On the scalar curvature of hypersurfaces in spaces with a Killing field

TL;DR

This paper derives integral formulas for hypersurfaces in spaces with a Killing field, characterizing slices with constant scalar curvature or Gaussian curvature under certain conditions, in both Riemannian and Lorentzian settings.

Contribution

It introduces new integral formulas and characterizations of hypersurfaces with constant scalar curvature in product spaces with a Killing field, extending previous results.

Findings

Slices are the only compact hypersurfaces with constant scalar curvature under specified conditions.

Characterization of surfaces with constant Gaussian curvature in product spaces.

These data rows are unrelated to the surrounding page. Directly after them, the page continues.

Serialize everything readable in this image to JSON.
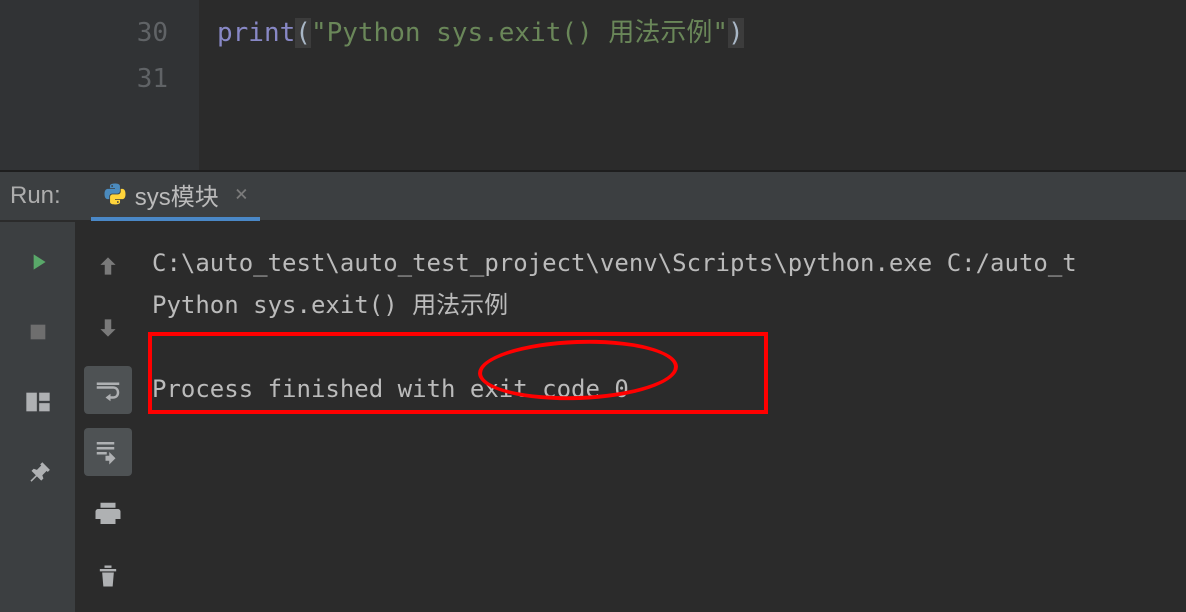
{
  "editor": {
    "lines": [
      {
        "num": "30"
      },
      {
        "num": "31"
      }
    ],
    "code": {
      "func": "print",
      "lparen": "(",
      "string": "\"Python sys.exit() 用法示例\"",
      "rparen": ")"
    }
  },
  "run_panel": {
    "label": "Run:",
    "tab": {
      "name": "sys模块",
      "close": "×"
    }
  },
  "console": {
    "line1": "C:\\auto_test\\auto_test_project\\venv\\Scripts\\python.exe C:/auto_t",
    "line2": "Python sys.exit() 用法示例",
    "blank": " ",
    "line3": "Process finished with exit code 0"
  }
}
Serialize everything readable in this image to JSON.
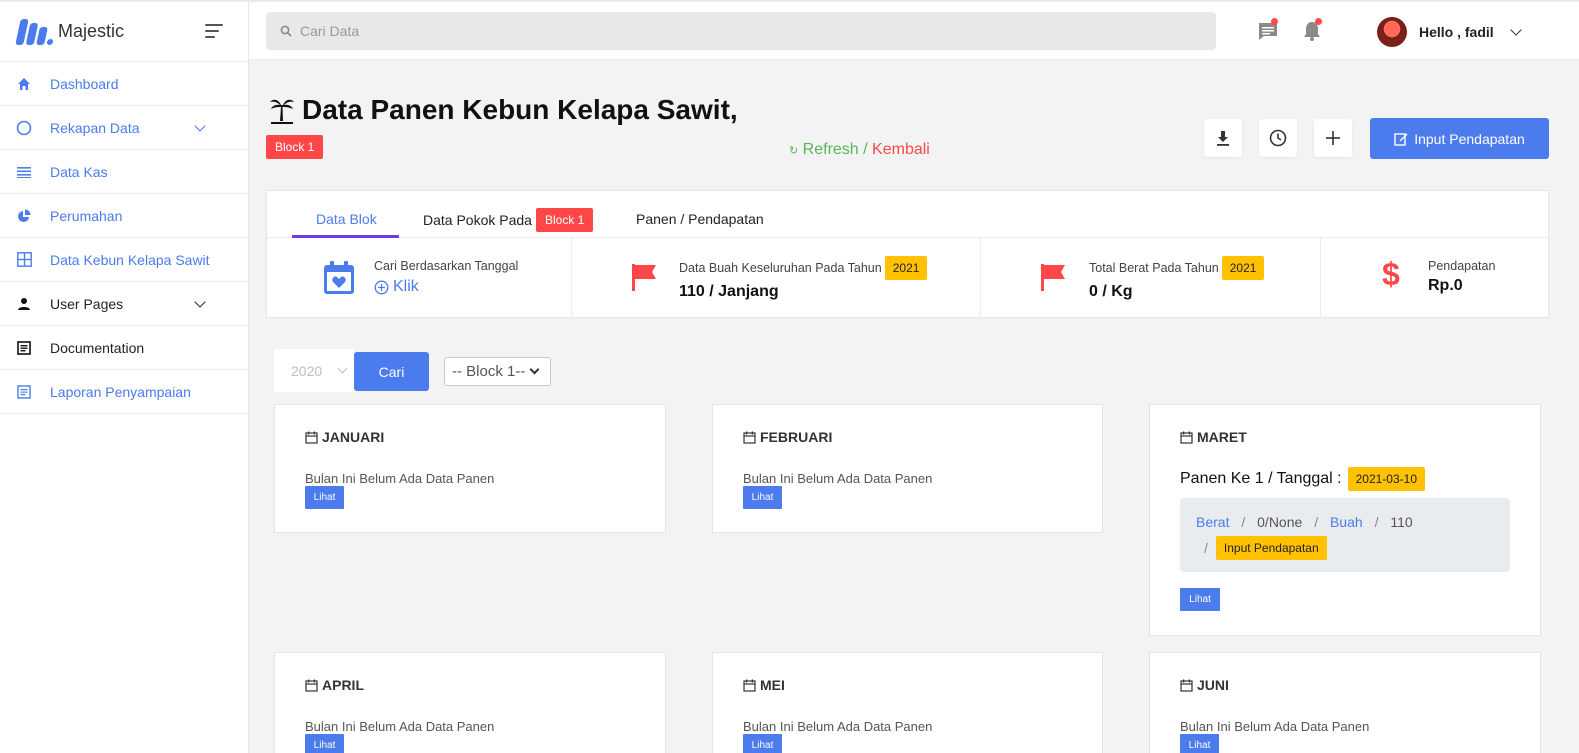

Extension of results to Lorentzian product spaces.

Abstract

We consider compact hypersurfaces in an $(n+1)$-dimensional either Riemannian or Lorentzian space $N^{n+1}$ endowed with a conformal Killing vector field. For such hypersurfaces, we establish an integral formula which, especially in the simpler case when $N=M^n\times R$ is a product space, allows us to derive some interesting consequences in terms of the scalar curvature of the hypersurface. For instance, when $n=2$ and $M^2$ is either the sphere $\mathbb{S}^2$ or the real projective plane $\mathbb{RP}^2$, we characterize the slices of the trivial totally geodesic foliation $M^2\times\{t\}$ as the only compact two-sided surfaces with constant Gaussian curvature in the Riemannian product $M^2\times\mathbb{R}$ such that its angle function does not change sign. When $n\geq 3$ and $M^n$ is a compact Einstein Riemannian manifold with positive scalar curvature, we also characterize the slices as the only compact two-sided hypersurfaces with constant scalar curvature in the Riemannian product $M^n\times\mathbb{R}$ whose angle function does not change sign. Similar results are also established for spacelike hypersurfaces in a Lorentzian product $\mathbb{M}\times\mathbb{R}_1$.